O artigo foi publicado antes da Assembleia Geral da ONU da próxima semana. A

também antes da conferência sobre o clima (COP26) emGlasgow em novembro. Médicos, médicos e cientistas alertam que, embora as mais recentes metas de redução de emissões e de conservação da biodiversidade sejam um desenvolvimento positivo, não são suficientes. Além disso, todos estes objectivos ainda não estão alinhados com planos sólidos de curto e longo prazo.

Durante décadas, os profissionais de saúde e as publicações alertaram para os impactos graves e crescentes das alterações climáticas na saúde humana e no ambiente.

“Impacto na saúde e sobrevivência em condiçõestemperaturas extremas, fenómenos meteorológicos destrutivos e degradação generalizada de ecossistemas-chave são apenas alguns dos impactos que estamos a observar, em grande parte devido às alterações climáticas”, afirma o artigo.

Esses impactos afetam mais fortemente as populações vulneráveis, incluindo crianças e idosos, minorias étnicas, comunidades mais pobres e pessoas com condições médicas subjacentes.

No artigo, a comunidade médica clamaGovernos devem intervir na mudança climática para transformar sociedades e economias, por exemplo, apoiando a modernização dos sistemas de transporte, cidades, produção e distribuição de alimentos, mercados para investimento financeiro e sistemas de saúde. Serão necessários investimentos significativos, de acordo com os autores do artigo, mas trarão enormes efeitos positivos na saúde e na economia, incluindo empregos de alta qualidade, redução da poluição do ar, aumento da atividade física e melhoria das condições de vida e alimentação.

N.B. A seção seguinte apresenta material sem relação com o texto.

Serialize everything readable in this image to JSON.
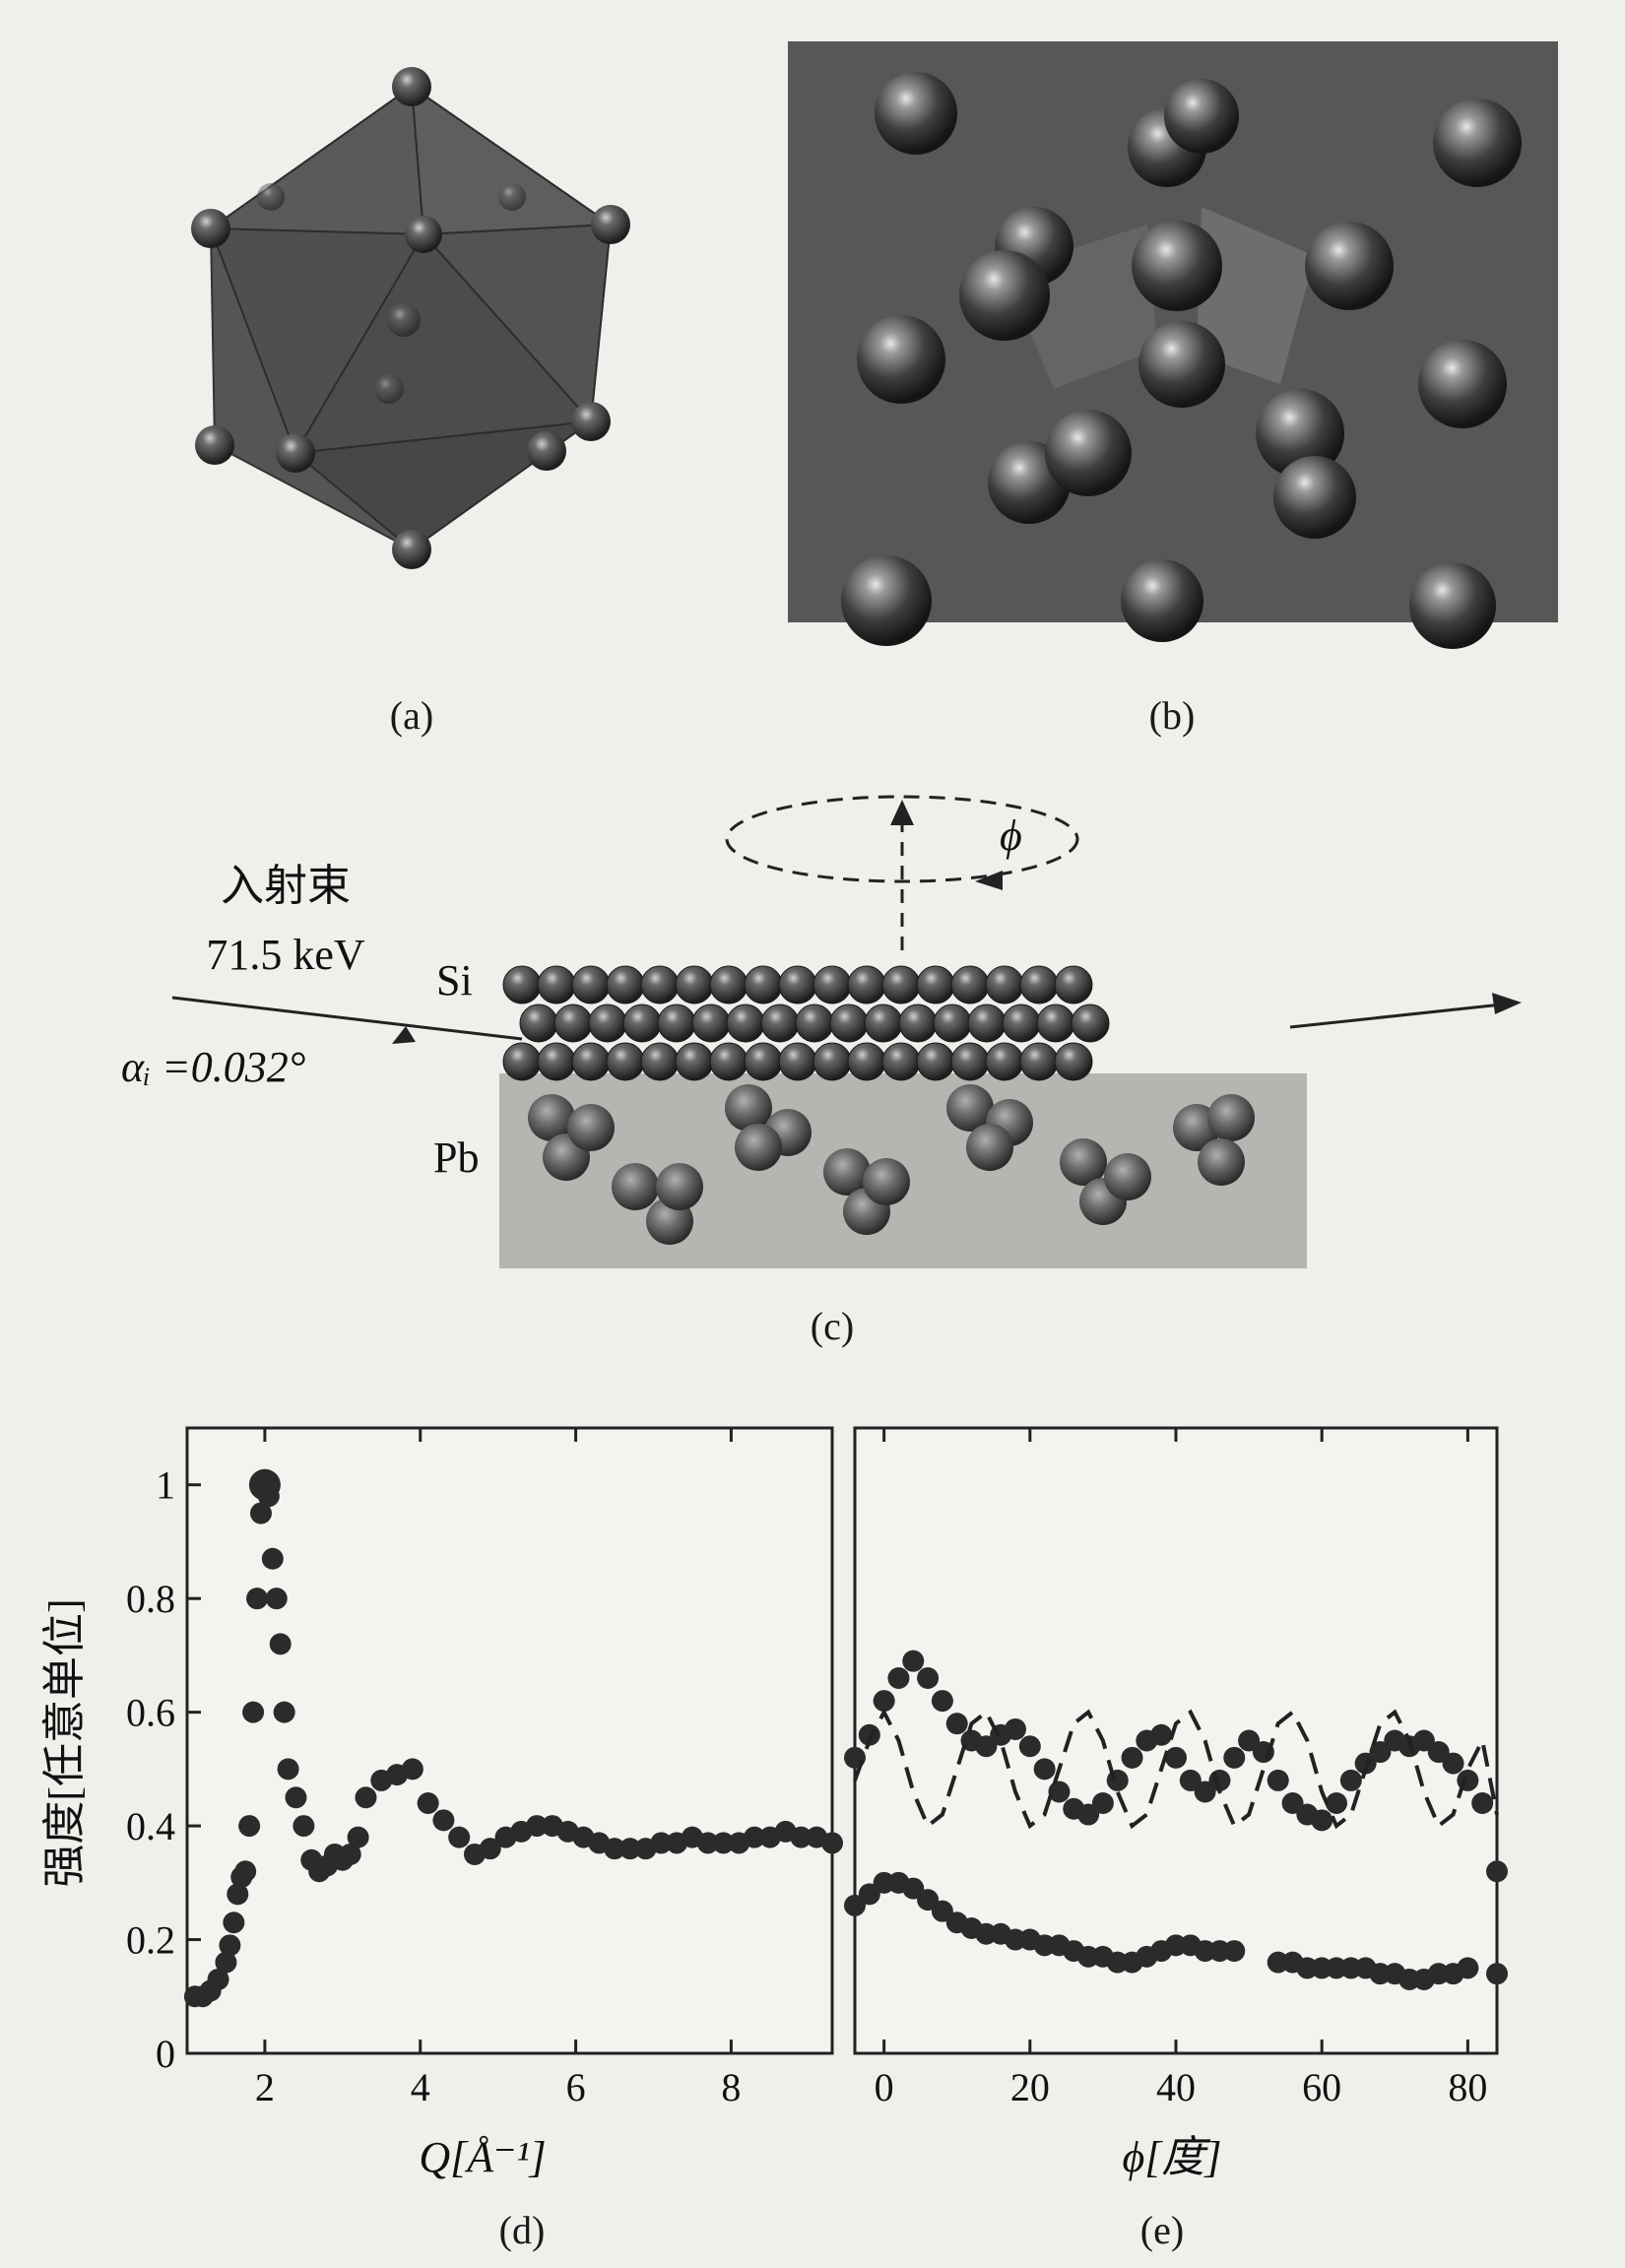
{
  "panels": {
    "a": {
      "caption": "(a)"
    },
    "b": {
      "caption": "(b)"
    },
    "c": {
      "caption": "(c)",
      "beam_label": "入射束",
      "energy_label": "71.5 keV",
      "angle_label": "αᵢ =0.032°",
      "rotation_label": "ϕ",
      "layer_top": "Si",
      "layer_bottom": "Pb"
    },
    "d": {
      "caption": "(d)"
    },
    "e": {
      "caption": "(e)"
    }
  },
  "chart_data": [
    {
      "type": "scatter",
      "panel": "d",
      "xlabel": "Q[Å⁻¹]",
      "ylabel": "强度[任意单位]",
      "xlim": [
        1,
        9.3
      ],
      "ylim": [
        0,
        1.1
      ],
      "xticks": [
        "2",
        "4",
        "6",
        "8"
      ],
      "yticks": [
        "0",
        "0.2",
        "0.4",
        "0.6",
        "0.8",
        "1"
      ],
      "series": [
        {
          "x": [
            1.1,
            1.2,
            1.3,
            1.4,
            1.5,
            1.55,
            1.6,
            1.65,
            1.7,
            1.75,
            1.8,
            1.85,
            1.9,
            1.95,
            2.0,
            2.05,
            2.1,
            2.15,
            2.2,
            2.25,
            2.3,
            2.4,
            2.5,
            2.6,
            2.7,
            2.8,
            2.9,
            3.0,
            3.1,
            3.2,
            3.3,
            3.5,
            3.7,
            3.9,
            4.1,
            4.3,
            4.5,
            4.7,
            4.9,
            5.1,
            5.3,
            5.5,
            5.7,
            5.9,
            6.1,
            6.3,
            6.5,
            6.7,
            6.9,
            7.1,
            7.3,
            7.5,
            7.7,
            7.9,
            8.1,
            8.3,
            8.5,
            8.7,
            8.9,
            9.1,
            9.3
          ],
          "y": [
            0.1,
            0.1,
            0.11,
            0.13,
            0.16,
            0.19,
            0.23,
            0.28,
            0.31,
            0.32,
            0.4,
            0.6,
            0.8,
            0.95,
            1.0,
            0.98,
            0.87,
            0.8,
            0.72,
            0.6,
            0.5,
            0.45,
            0.4,
            0.34,
            0.32,
            0.33,
            0.35,
            0.34,
            0.35,
            0.38,
            0.45,
            0.48,
            0.49,
            0.5,
            0.44,
            0.41,
            0.38,
            0.35,
            0.36,
            0.38,
            0.39,
            0.4,
            0.4,
            0.39,
            0.38,
            0.37,
            0.36,
            0.36,
            0.36,
            0.37,
            0.37,
            0.38,
            0.37,
            0.37,
            0.37,
            0.38,
            0.38,
            0.39,
            0.38,
            0.38,
            0.37
          ]
        }
      ]
    },
    {
      "type": "line",
      "panel": "e",
      "xlabel": "ϕ[度]",
      "xlim": [
        -4,
        84
      ],
      "ylim": [
        0,
        1.1
      ],
      "xticks": [
        "0",
        "20",
        "40",
        "60",
        "80"
      ],
      "series": [
        {
          "style": "dots",
          "x": [
            -4,
            -2,
            0,
            2,
            4,
            6,
            8,
            10,
            12,
            14,
            16,
            18,
            20,
            22,
            24,
            26,
            28,
            30,
            32,
            34,
            36,
            38,
            40,
            42,
            44,
            46,
            48,
            50,
            52,
            54,
            56,
            58,
            60,
            62,
            64,
            66,
            68,
            70,
            72,
            74,
            76,
            78,
            80,
            82,
            84
          ],
          "y": [
            0.52,
            0.56,
            0.62,
            0.66,
            0.69,
            0.66,
            0.62,
            0.58,
            0.55,
            0.54,
            0.56,
            0.57,
            0.54,
            0.5,
            0.46,
            0.43,
            0.42,
            0.44,
            0.48,
            0.52,
            0.55,
            0.56,
            0.52,
            0.48,
            0.46,
            0.48,
            0.52,
            0.55,
            0.53,
            0.48,
            0.44,
            0.42,
            0.41,
            0.44,
            0.48,
            0.51,
            0.53,
            0.55,
            0.54,
            0.55,
            0.53,
            0.51,
            0.48,
            0.44,
            0.32
          ]
        },
        {
          "style": "dashed",
          "x": [
            -4,
            -2,
            0,
            2,
            4,
            6,
            8,
            10,
            12,
            14,
            16,
            18,
            20,
            22,
            24,
            26,
            28,
            30,
            32,
            34,
            36,
            38,
            40,
            42,
            44,
            46,
            48,
            50,
            52,
            54,
            56,
            58,
            60,
            62,
            64,
            66,
            68,
            70,
            72,
            74,
            76,
            78,
            80,
            82,
            84
          ],
          "y": [
            0.48,
            0.55,
            0.6,
            0.55,
            0.46,
            0.4,
            0.42,
            0.5,
            0.58,
            0.6,
            0.55,
            0.46,
            0.4,
            0.42,
            0.5,
            0.58,
            0.6,
            0.55,
            0.46,
            0.4,
            0.42,
            0.5,
            0.58,
            0.6,
            0.55,
            0.46,
            0.4,
            0.42,
            0.5,
            0.58,
            0.6,
            0.55,
            0.46,
            0.4,
            0.42,
            0.5,
            0.58,
            0.6,
            0.55,
            0.46,
            0.4,
            0.42,
            0.5,
            0.55,
            0.42
          ]
        },
        {
          "style": "dots",
          "x": [
            -4,
            -2,
            0,
            2,
            4,
            6,
            8,
            10,
            12,
            14,
            16,
            18,
            20,
            22,
            24,
            26,
            28,
            30,
            32,
            34,
            36,
            38,
            40,
            42,
            44,
            46,
            48,
            54,
            56,
            58,
            60,
            62,
            64,
            66,
            68,
            70,
            72,
            74,
            76,
            78,
            80,
            84
          ],
          "y": [
            0.26,
            0.28,
            0.3,
            0.3,
            0.29,
            0.27,
            0.25,
            0.23,
            0.22,
            0.21,
            0.21,
            0.2,
            0.2,
            0.19,
            0.19,
            0.18,
            0.17,
            0.17,
            0.16,
            0.16,
            0.17,
            0.18,
            0.19,
            0.19,
            0.18,
            0.18,
            0.18,
            0.16,
            0.16,
            0.15,
            0.15,
            0.15,
            0.15,
            0.15,
            0.14,
            0.14,
            0.13,
            0.13,
            0.14,
            0.14,
            0.15,
            0.14
          ]
        }
      ]
    }
  ]
}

“Como profissionais de saúde, nósdeve fazer todo o possível para facilitar a transição para um mundo sustentável, mais equitativo, sustentável e saudável ”, escrevem os autores. “Como editores de revistas médicas, exortamos os governos e outros líderes a agirem para fazer de 2021 o momento em que o mundo inteiro finalmente mudará de curso.”

Dra. Fiona Godley, editora-chefe do BMJ e uma dasos co-autores do editorial afirmam: “Os profissionais de saúde estão na vanguarda da luta contra o COVID-19. Hoje eles se uniram para alertar que um aumento na temperatura da Terra em até 1,5º C levará a uma maior destruição da natureza e a uma crise muito mais mortal. Os países mais ricos devem agir mais rapidamente e fazer mais para apoiar aqueles que já sofrem com as temperaturas mais altas. ”

Observe que nunca antes tantas revistasse reuniram para fazer a mesma declaração, refletindo a gravidade da emergência da mudança climática que o mundo enfrenta.